Julian Assange Indictment Is an Assault on Press Freedom

By Wired

May 25, 2019 "Information Clearing House" - The Trump administration’s position that the Espionage Act should apply here would have immediate and broadly-felt repercussions far beyond WikiLeaks. Because however you personally care to classify Assange, the acts at the heart of this latest indictment mirror those made by journalists every day. They’re the reason US citizens know about PRISM, and the Pentagon Papers, and any number of other revelations around abuses of power and governmental impropriety.

“The people leaking it are obviously violating their secrecy agreement and breaking the law, but as long as the journalist doesn’t pay the leaker, or help them hack passwords, this is what investigative journalists in the national security community do on a day-to-day basis,” says Bradley Moss, an attorney at Mark Zaid PC who focuses on national security and intelligence issues. “If they can bring this charge and convict Assange on it, they can bring it against anyone.”

That’s in part because the Espionage Act doesn’t carve out any exemptions for journalists; that protection has come from the First Amendment, and from a recognition among previous administrations that prosecuting publishers of leaks would set a dangerous precedent. In fact, Thursday’s charges deal specifically with incidents that occurred in 2009 and 2010, during the Obama administration. The attorney general at the time, Eric Holder, passed on these same charges for specifically that reason.

“It was absolutely looked at, and the department ultimately made the decision that it wasn’t appropriate to charge Assange for publishing classified information,” says former Obama DOJ spokesperson Matthew Miller. “Not because he’s a journalist—we didn’t believe he was—but that the same legal theories you would apply to him could be used against a reporter for any major media outlet. That was the driving force.”

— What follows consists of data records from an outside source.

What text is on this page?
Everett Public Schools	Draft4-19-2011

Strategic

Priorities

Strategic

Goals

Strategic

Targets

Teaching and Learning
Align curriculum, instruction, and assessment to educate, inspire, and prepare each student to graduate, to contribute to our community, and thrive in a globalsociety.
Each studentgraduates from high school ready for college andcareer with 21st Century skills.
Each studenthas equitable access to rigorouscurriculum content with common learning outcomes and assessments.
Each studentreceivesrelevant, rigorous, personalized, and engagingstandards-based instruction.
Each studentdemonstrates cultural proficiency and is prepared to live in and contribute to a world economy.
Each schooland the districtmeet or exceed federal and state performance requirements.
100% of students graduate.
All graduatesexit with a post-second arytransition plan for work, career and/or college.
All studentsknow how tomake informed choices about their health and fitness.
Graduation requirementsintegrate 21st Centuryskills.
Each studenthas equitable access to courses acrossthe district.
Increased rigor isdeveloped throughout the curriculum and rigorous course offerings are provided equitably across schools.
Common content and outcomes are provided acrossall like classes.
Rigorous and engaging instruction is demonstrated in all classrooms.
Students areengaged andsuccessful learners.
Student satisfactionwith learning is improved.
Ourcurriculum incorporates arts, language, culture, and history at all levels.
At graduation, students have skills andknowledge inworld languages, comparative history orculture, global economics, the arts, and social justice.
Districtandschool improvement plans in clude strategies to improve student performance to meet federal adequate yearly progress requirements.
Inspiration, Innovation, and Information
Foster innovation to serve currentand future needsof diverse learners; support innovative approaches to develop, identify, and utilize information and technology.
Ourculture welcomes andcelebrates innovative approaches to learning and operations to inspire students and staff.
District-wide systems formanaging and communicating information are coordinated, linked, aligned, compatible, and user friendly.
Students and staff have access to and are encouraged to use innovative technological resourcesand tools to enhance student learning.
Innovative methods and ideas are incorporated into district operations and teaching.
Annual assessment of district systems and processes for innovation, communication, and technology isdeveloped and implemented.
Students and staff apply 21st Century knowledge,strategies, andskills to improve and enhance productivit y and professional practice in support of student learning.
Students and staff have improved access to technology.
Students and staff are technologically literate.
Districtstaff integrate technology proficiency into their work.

John Demers, who leads the Justice Department’s National Security Division, attempted to draw a distinction between Assange and traditional media outlets to reporters Thursday. “Some say that Assange is a journalist, and that he should be immune from prosecution for these actions. The department takes serious the role of journalists in our democracy,” Demers said. “It is not and has never been the department’s policy to target them for reporting. But Julian Assange is no journalist.”

Unfortunately, that distinction doesn’t matter in the eyes of the Espionage Act. A successful prosecution of Assange would establish a precedent that publishing sensitive national security materials is a crime, full stop. From there, the Trump administration—and whoever follows—would be emboldened to prosecute similar journalistic acts. Not only that; they’d get to decide who counts as a journalist in the first place.